Le Grenier de Toulouse proposera la pièce « Ubu Roi » à L’Escale de Tournefeuille, du 16 au 31 décembre. Imaginée par Alfred Jarry à la fin du XIXème siècle, l’œuvre était en avance sur son temps. Elle en a d’ailleurs étonné plus d’un par son style surréaliste. Dans la proposition toulousaine moderne, Pierre Matras est à la mise en scène avec Stéphane Batlle et tient le rôle principal, celui d’Ubu.

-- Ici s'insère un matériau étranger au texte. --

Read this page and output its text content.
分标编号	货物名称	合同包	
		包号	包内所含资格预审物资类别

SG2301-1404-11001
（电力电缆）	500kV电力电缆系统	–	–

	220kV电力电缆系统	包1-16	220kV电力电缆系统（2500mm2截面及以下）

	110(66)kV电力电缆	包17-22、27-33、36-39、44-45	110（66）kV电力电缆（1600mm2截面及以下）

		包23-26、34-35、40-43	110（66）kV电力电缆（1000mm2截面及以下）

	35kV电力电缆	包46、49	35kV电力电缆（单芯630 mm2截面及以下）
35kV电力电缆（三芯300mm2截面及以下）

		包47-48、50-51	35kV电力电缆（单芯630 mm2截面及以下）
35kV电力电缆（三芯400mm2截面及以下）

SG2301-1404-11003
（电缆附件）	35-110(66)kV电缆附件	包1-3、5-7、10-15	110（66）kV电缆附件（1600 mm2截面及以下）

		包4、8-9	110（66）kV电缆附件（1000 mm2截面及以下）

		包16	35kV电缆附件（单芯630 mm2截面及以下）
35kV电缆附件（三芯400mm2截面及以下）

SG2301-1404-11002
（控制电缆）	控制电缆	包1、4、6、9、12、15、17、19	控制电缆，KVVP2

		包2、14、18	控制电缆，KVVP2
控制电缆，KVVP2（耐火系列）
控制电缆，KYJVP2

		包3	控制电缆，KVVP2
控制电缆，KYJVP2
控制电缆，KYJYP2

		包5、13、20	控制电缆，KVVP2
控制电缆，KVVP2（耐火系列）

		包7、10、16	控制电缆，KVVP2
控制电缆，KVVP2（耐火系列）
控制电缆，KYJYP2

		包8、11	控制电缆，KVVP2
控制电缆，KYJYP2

Il nous en dit plus sur la pièce et sur son personnage.
Culture 31 : « Ubu Roi » a été représenté pour la première fois en 1896. Qu’est ce qui vous a donné envie de proposer la pièce au public en 2022 ?
Pierre Matras : Elle est malheureusement d’une immense actualité puisqu’il s’agit d’une farce autour du totalitarisme et de l’autoritarisme. Il est en effet question d’une prise de pouvoir par un dictateur. C’est donc – malheureusement encore – universel. Et comme le sujet est traité de façon comique, c’est un angle un peu original pour en parler.
La pièce fait partie des œuvres précurseuses du théâtre de l’absurde. Cette rupture avec les genres classiques apporte-t-elle aussi plus de liberté dans sa réinterprétation actuelle ?
« Liberté » est le bon mot. C’est une telle farce que ça nous offre la possibilité de nous évader un peu de l’œuvre pour mieux y revenir. Ça nous permet par exemple de faire des petits rajouts ; des références à d’autres œuvres, de la musique, de la folie, de la joie. On est très libre à l’intérieur de cette pièce.
Le Grenier de Toulouse précise justement se permettre « toutes les fantaisies baroques possibles et inimaginables pour mettre en valeur la folie furieuse de ce jeu de marionnettes humaines » dans le résumé. Est-il donc question de ces rajouts ?
Oui, c’est exactement ça. On cherche, puis tout à coup quelqu’un à une idée folle. Alors on improvise. Puis on ajoute du texte, de la musique, du chant… On rajoute finalement beaucoup de choses, avec un décor qui nous permet ces choses, et donc de s’amuser. Car le décor n’est pas concret, il est complètement abstrait. On passe d’un palais à la montagne sans avoir à le changer.
Il est vrai que la pièce originale compte de nombreux décors : le palais royal, la maison d’Ubu, les grottes, la forêt… Avez-vous eu des difficultés de mise en scène dues à ces différents changements de cadre ?
Non, parce qu’une fois notre décor trouvé – un immense échafaudage de travaux – toutes les fantaisies étaient permises. D’abord, on est sur l’échafaudage, donc sur le balcon du palais. Tout à coup, on est sur le deuxième étage de l’échafaudage, alors on est sur la montagne. Ensuite, on est en bas, donc dans les rues. Puis, sous l’échafaudage, on est dans des grottes. On essaye de faire marcher notre imaginaire pendant les répétitions. Ensuite on va essayer de solliciter celui du public.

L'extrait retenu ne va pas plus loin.